Search code examples
regexpython-3.xfarsi

Farsi regular expression in Python


I have this Python regular expression code in Python 3 that I do not understand. I appreciate any help to explain what exactly it does with a few examples. The code is this:

# encoding=utf-8
import re
newline = re.sub(r'\s+(((زا(ی)?)?|ام?|ات|اش|ای?(د)?|ایم?|اند?)[\.\!\?\،]*)', r'\1 ', newline)

Solution

  • here is your regular expression:

    \s+(((زا(ی)?)?|ام?|ات|اش|ای?(د)?|ایم?|اند?)[\.\!\?\،]*)
    

    and here is a visualization:

    Regular expression visualization

    Debuggex Demo

    Your replacement is r'\1 ' which means replace what you found with the 1st group followed by space.

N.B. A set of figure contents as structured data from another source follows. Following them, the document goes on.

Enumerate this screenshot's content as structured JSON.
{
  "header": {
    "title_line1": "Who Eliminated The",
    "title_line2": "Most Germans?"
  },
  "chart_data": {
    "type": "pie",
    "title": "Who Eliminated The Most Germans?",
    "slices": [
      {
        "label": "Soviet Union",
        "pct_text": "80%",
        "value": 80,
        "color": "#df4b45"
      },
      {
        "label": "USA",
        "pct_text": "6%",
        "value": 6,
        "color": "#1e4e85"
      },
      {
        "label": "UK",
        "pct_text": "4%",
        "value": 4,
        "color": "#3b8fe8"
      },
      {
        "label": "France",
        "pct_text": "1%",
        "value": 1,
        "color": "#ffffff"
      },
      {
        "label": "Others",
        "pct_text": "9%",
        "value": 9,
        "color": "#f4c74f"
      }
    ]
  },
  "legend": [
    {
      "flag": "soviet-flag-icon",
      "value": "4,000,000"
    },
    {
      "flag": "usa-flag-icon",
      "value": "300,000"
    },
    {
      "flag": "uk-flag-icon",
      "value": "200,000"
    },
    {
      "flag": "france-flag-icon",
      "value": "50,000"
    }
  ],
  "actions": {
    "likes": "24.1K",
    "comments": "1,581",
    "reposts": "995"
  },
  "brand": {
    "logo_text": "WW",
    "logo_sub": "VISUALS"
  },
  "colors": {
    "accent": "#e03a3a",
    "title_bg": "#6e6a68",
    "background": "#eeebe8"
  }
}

I don't read farsi, but here is another example:

    \s+((a|b)[./?]*)
    

    Regular expression visualization

    Debuggex Demo

    so let's execute some code:

    >>> newline = '     a?    b?        a.'
    >>> re.sub('\s+((a|b)[./?]*)', r'\1 ', newline)
    'a? b? a. '
    

    This eats extra spaces preceding a particular group of characters (the leading \s+) and changes it to the identified group 1 followed by one space (r'\1 ').